[flud-devel] DHT justifications (was: DHT Performance? Design?)

Bill Broadley bill at broadley.org
Mon Nov 5 21:43:24 PST 2007

Alen Peacock wrote:
> On Nov 2, 2007 5:03 AM, Bill Broadley <bill at broadley.org> wrote:
>> Thoughts on peers being optionally generous?  Allowing non-contracted
>> with downloads for blocks they stored?
>   I lean heavily towards only allowing nodes that own content to
> download it.  This prevents the system from devolving into a generic
> filesharing application, where users can pass around sK to share
> files.

Hrm, I can see that.  Then again a selfish client might offer a contract,
download the file, then disappear forever.  That does present a rather
awkward question.  If someone uses you as a block store, you store the
metadata in the DHT, then person #2 says "Hey, can I register with you
for that same file?".  If you say yes and allow them to restore you are
potentially committing a crime.  I'm not a lawyer, but maybe common
carrier status could protect you.

Hmmm, seems like one thing you could do is challenge the requestor that want 
to register for a particular file.  Produce a checksum of a random range, that 
would insure it couldn't be used as a distribution mechanism.

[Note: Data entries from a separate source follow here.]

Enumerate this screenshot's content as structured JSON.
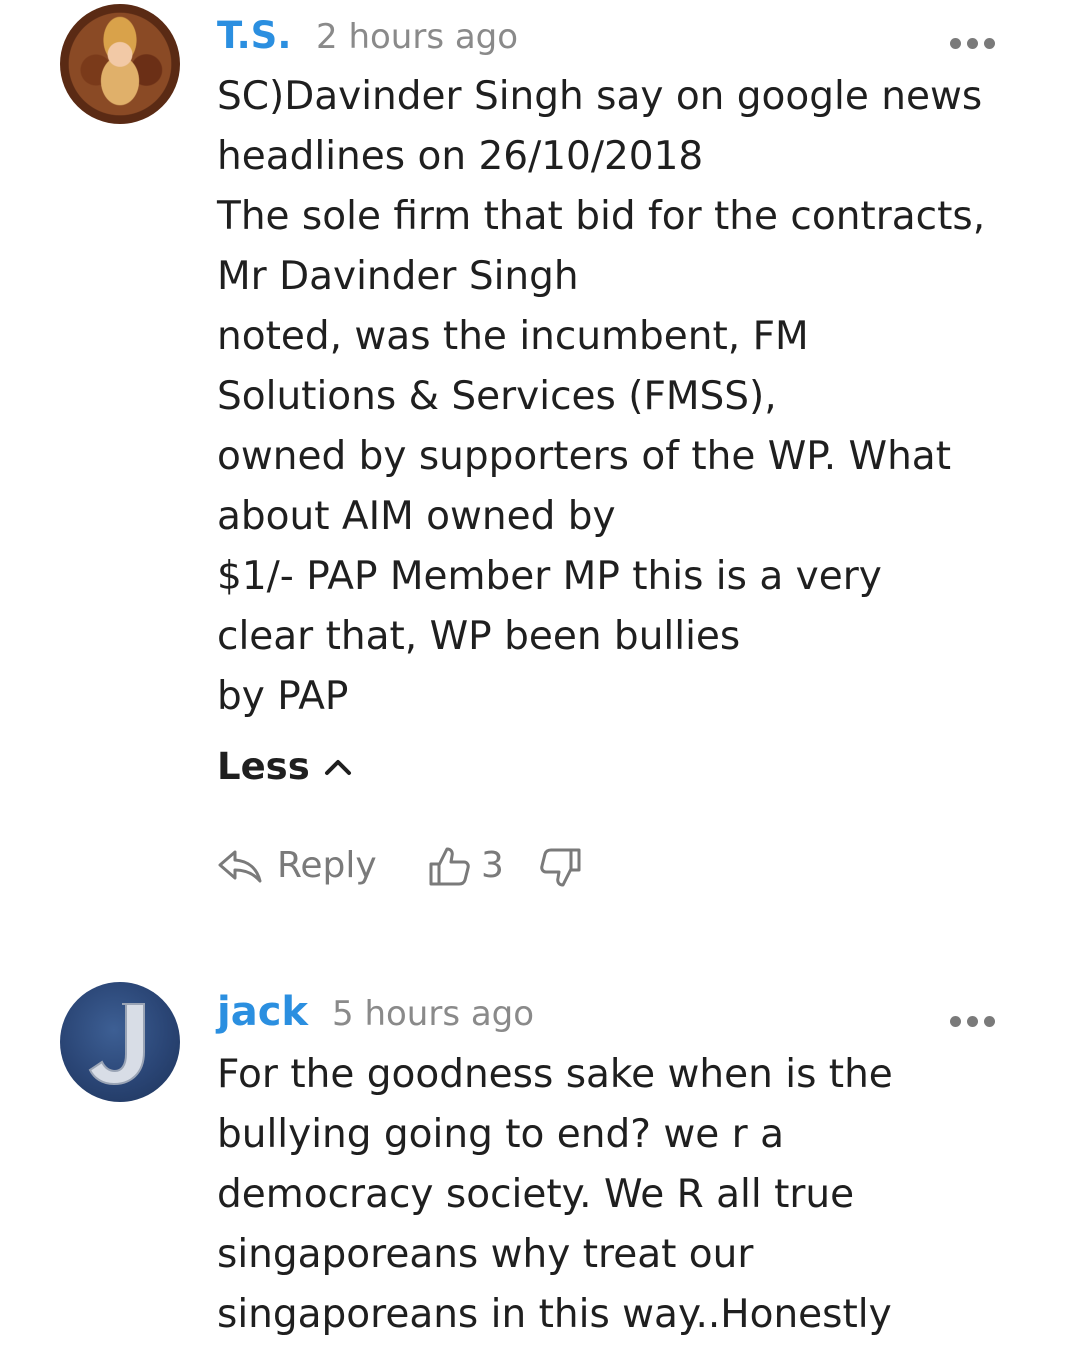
{
  "comments": [
    {
      "author": "T.S.",
      "time": "2 hours ago",
      "avatar_icon": "avatar-deity-image",
      "lines": [
        "SC)Davinder Singh say on google news",
        "headlines on 26/10/2018",
        "The sole firm that bid for the contracts,",
        "Mr Davinder Singh",
        "noted, was the incumbent, FM",
        "Solutions & Services (FMSS),",
        "owned by supporters of the WP. What",
        "about AIM owned by",
        "$1/- PAP Member MP this is a very",
        "clear that, WP been bullies",
        "by PAP"
      ],
      "less_label": "Less",
      "reply_label": "Reply",
      "like_count": "3"
    },
    {
      "author": "jack",
      "time": "5 hours ago",
      "avatar_icon": "avatar-letter-j",
      "lines": [
        "For the goodness sake when is the",
        "bullying going to end? we r a",
        "democracy society. We R all true",
        "singaporeans why treat our",
        "singaporeans in this way..Honestly"
      ]
    }
  ],
  "colors": {
    "author": "#2b8fe0",
    "timestamp": "#8a8a8a",
    "text": "#1f1f1f",
    "icon": "#7a7a7a"
  }
}
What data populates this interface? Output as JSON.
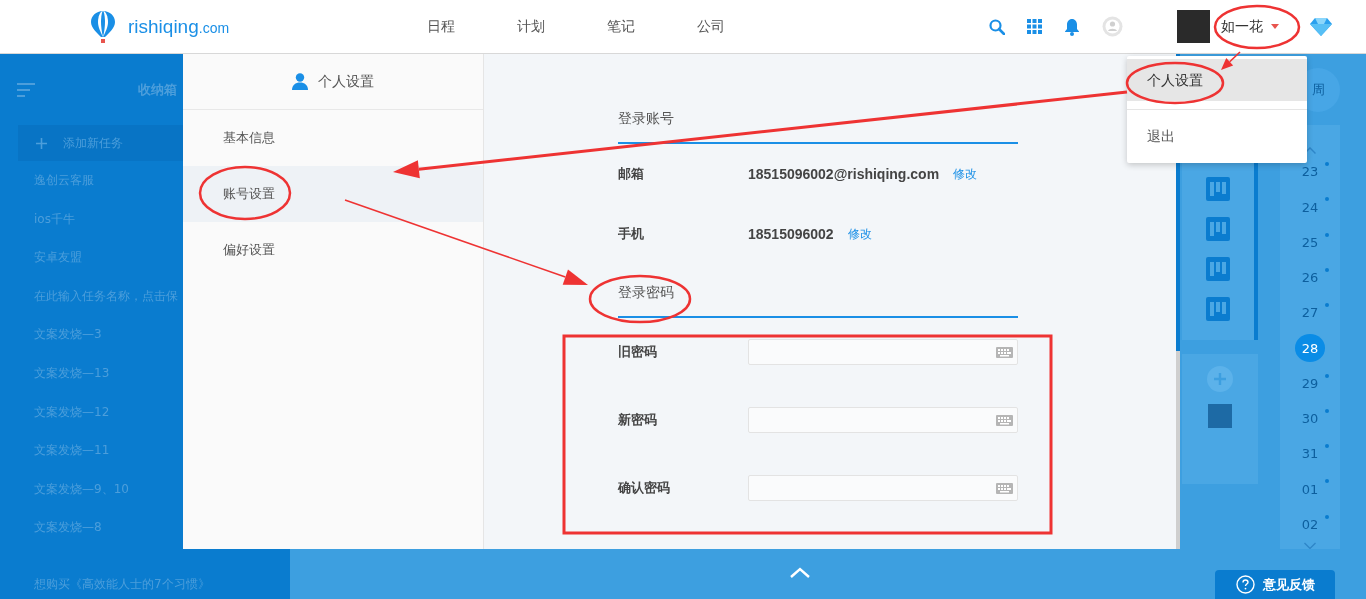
{
  "header": {
    "logo": {
      "name": "rishiqing",
      "suffix": ".com"
    },
    "nav": [
      {
        "label": "日程"
      },
      {
        "label": "计划"
      },
      {
        "label": "笔记"
      },
      {
        "label": "公司"
      }
    ],
    "user": {
      "name": "如一花"
    }
  },
  "dropdown": {
    "items": [
      {
        "label": "个人设置",
        "selected": true
      },
      {
        "label": "退出",
        "selected": false
      }
    ]
  },
  "background_sidebar": {
    "title": "收纳箱",
    "add_task": "添加新任务",
    "items": [
      "逸创云客服",
      "ios千牛",
      "安卓友盟",
      "在此输入任务名称，点击保",
      "文案发烧—3",
      "文案发烧—13",
      "文案发烧—12",
      "文案发烧—11",
      "文案发烧—9、10",
      "文案发烧—8"
    ],
    "footer_item": "想购买《高效能人士的7个习惯》"
  },
  "settings_panel": {
    "title": "个人设置",
    "nav": [
      {
        "label": "基本信息",
        "selected": false
      },
      {
        "label": "账号设置",
        "selected": true
      },
      {
        "label": "偏好设置",
        "selected": false
      }
    ],
    "sections": [
      {
        "title": "登录账号",
        "rows": [
          {
            "kind": "info",
            "label": "邮箱",
            "value": "18515096002@rishiqing.com",
            "action": "修改"
          },
          {
            "kind": "info",
            "label": "手机",
            "value": "18515096002",
            "action": "修改"
          }
        ]
      },
      {
        "title": "登录密码",
        "rows": [
          {
            "kind": "password",
            "label": "旧密码"
          },
          {
            "kind": "password",
            "label": "新密码"
          },
          {
            "kind": "password",
            "label": "确认密码"
          }
        ]
      }
    ]
  },
  "right_strip": {
    "view_button": "周",
    "dates": [
      {
        "label": "23",
        "selected": false
      },
      {
        "label": "24",
        "selected": false
      },
      {
        "label": "25",
        "selected": false
      },
      {
        "label": "26",
        "selected": false
      },
      {
        "label": "27",
        "selected": false
      },
      {
        "label": "28",
        "selected": true
      },
      {
        "label": "29",
        "selected": false
      },
      {
        "label": "30",
        "selected": false
      },
      {
        "label": "31",
        "selected": false
      },
      {
        "label": "01",
        "selected": false
      },
      {
        "label": "02",
        "selected": false
      }
    ]
  },
  "bottom_bar": {
    "feedback": "意见反馈"
  }
}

>  It also prevents malicious parties from downloading content
> that they don't have posession of in the first place.  In order to

Sort of, it just requires generating a pair of keys and asking for a contract.

> keep things simple, I also lean towards symmetric trading
> relationships (1byte for 1byte)

Doesn't that mostly remove the advantage of your content addressable network
and the payback of replicating metadata 12 times?

>, but there is nothing that would
> prevent a node from offering disproportionate trades, and that might
> be something that a node with popular content would want to do.

That seems to be the only way I can think of to take advantage of flud's
ability to globally find a given block.  So every file is split across
20 hosts.

>   True, a contract-per-file granularity is probably too fine-grained.
> In flud, "contracts" are very temporary, and should be replaced by
> Samsara-style unforgeable claims before expiring, i.e, contract
> lifetime should usually be measured in hours or less.  I am also in
> agreement that nodes should contract for more-than-current-file-size,
> and that there should be some sort of [dynamic?] floor value for
> contract/claim size.

Well if I backup N files, I'm going to get N*20 blocks, and for all
blocks that already exist I'm likely to get a relatively random
set of peers, right?  Not to mention I specifically don't want more than 1 of
a given files 20 blocks to be on the same host (for maximum protection against 

>   The storer chooses where to store data in flud, so selfish peers
> can't elect to do so themselves, except through collusion.  Two other

Well it's both, right?

> things to keep in mind here: 1) storing popular content causes extra
> bandwidth and IO costs to the storer, since all the requesting nodes
> do verify ops constantly, and the frequency of restore increases, and


> 2) storing nodes can choose to store popular content elsewhere than
> where it is already stored, so even if a node colludes to be the first
> storer of some popular file, it doesn't mean that nodes won't learn to
> avoid it as a storer later.  Some variant of #2 allows the system to
> avoid hotspots in the storage layer.

Sensible.  Of course it's likely to be cheapest to get a contract with
the node already storing a block.  The paranoid can never use existing
blocks and pay full price for that storage.  Makes sense, I like that
you can pay more for storage and get a higher level of service.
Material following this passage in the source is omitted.